Le ministre des affaires étrangères allemand demande de la retenue sur les élections en France

Publié le par DA Estérel 83

LeMONDE

 

 

Guido Westerwelle, le ministre allemand des affaires étrangères, le 5 février 2012 à Munich.

Guido Westerwelle, le ministre allemand des affaires étrangères, le 5 février 2012 à Munich.REUTERS/GUIDO KRZIKOWSKI

 

Le ministre des affaires étrangères allemand, Guido Westerwelle, a appelé les hommes politiques allemands à ne pas s'immiscer  trop ostensiblement dans la campagne présidentielle française et à se montrer  modestes sur le plan européen, dans un entretien  à l'édition dominicale de Die Welt.

Une participation de la chancelière conservatrice Angela Merkel à un meeting de campagne de Nicolas Sarkozy a été évoquée, de même que celle du responsable social-démocrate Sigmar Gabriel avec le socialiste François Hollande. Début février, la chancelière allemande avait déclaré sans détour qu'elle "[soutenait] Nicolas Sarkozy quoi qu'il fasse car [ils appartiennent] à des partis amis". En 2009, Nicolas Sarkozy était venu la soutenir  alors qu'elle briguait un second mandat.

"Je recommande à tous les partis politiques allemands de faire  preuve de retenue. Les divergences politiques allemandes ne doivent pas être  exportées vers la France", déclare Guido Westerwelle, qui appelle également le gouvernement à ne pas prendre  pas trop fortement parti : "Il ne doit subsister  aucun doute sur le fait que l'Allemagne travaillera très bien avec tout gouvernement choisi par le peuple français".

"FAIRE PREUVE DE DOIGTÉ"

Henri Guaino, conseiller  spécial du chef de l'Etat, avait lui-même exprimé sa réserve quant à une participation de la chancelière allemande Angela Merkel à un meeting de campagne du président-candidat. Qu'elle intervienne "dans le débat public sur les questions qui concernent l'Europe, les rapports entre la France et l'Allemagne, je trouve ça tout à fait légitime [...] Dans la campagne présidentielle elle-même, je suis plus réservé", avait-il déclaré le mois dernier.

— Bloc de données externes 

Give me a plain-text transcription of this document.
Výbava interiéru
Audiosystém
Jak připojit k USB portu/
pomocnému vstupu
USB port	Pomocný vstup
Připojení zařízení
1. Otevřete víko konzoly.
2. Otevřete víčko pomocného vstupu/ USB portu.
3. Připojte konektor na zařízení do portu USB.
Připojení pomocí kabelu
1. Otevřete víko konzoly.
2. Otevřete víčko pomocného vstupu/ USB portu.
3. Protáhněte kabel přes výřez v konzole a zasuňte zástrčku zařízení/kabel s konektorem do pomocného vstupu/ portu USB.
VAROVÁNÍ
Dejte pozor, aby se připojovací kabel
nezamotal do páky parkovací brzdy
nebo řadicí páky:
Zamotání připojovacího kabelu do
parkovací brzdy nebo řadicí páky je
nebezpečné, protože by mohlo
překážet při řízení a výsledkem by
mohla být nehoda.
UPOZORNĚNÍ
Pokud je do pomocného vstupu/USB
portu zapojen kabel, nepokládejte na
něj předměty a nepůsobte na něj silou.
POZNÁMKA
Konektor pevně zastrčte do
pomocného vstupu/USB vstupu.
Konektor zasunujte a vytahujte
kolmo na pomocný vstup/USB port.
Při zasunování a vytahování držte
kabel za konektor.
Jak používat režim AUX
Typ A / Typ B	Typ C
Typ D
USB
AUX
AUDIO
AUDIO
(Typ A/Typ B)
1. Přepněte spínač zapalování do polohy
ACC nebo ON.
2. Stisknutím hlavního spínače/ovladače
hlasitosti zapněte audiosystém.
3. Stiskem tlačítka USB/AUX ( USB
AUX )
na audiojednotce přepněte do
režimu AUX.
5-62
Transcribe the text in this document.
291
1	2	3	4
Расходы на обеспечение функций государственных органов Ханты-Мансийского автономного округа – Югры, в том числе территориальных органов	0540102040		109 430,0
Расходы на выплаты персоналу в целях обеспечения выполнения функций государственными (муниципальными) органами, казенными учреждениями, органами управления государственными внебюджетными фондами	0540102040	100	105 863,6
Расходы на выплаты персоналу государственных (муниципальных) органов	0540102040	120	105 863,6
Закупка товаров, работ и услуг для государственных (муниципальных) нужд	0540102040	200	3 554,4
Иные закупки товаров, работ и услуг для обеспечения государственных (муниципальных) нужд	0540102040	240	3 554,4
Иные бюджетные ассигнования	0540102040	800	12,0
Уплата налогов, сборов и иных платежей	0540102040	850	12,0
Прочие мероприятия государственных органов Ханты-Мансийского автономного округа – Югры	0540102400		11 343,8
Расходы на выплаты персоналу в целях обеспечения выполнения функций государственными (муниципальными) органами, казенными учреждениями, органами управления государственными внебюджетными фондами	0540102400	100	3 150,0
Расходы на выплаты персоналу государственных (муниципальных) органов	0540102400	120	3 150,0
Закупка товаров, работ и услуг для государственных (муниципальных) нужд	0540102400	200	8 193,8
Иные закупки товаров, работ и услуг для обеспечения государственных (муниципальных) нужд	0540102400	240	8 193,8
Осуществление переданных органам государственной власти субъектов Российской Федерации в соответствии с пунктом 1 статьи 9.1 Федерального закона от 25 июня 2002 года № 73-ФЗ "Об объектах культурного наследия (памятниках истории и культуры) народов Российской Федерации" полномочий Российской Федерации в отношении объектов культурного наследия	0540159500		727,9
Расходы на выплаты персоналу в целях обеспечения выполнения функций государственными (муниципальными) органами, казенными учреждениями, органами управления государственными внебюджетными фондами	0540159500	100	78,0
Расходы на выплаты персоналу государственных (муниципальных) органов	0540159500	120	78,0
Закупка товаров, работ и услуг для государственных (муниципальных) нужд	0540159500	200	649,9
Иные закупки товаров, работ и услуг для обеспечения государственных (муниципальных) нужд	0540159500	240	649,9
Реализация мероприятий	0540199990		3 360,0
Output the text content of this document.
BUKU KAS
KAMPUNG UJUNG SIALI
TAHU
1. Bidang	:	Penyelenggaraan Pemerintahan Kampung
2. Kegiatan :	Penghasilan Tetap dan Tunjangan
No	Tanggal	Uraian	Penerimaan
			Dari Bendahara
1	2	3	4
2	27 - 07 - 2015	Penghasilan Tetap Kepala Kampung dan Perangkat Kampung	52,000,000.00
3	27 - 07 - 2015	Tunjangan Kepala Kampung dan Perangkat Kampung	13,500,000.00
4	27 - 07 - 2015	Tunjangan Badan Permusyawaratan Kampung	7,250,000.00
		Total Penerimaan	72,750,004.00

Pour Guido Westerwelle, la réserve de Berlin doit également être  celle affichée au niveau européen. L'Allemagne "a l'obligation de faire  preuve de doigté et de sens des responsabilités" dans l'usage de l'influence qu'elle a comme première économie de la zone euro.

La crise de la dette, où l'influence allemande s'est particulièrement faite sentir  est un tournant, selon lui. "C'est maintenant que se dessine l'image de l'Allemagne en Europe pour les années à venir", a-t-il expliqué et cette phase doit être  "gérée de façon intelligente". "Quiconque agite maintenant la massue teutonique doit s'attendre  à un retour de bâton", a-t-il assuré.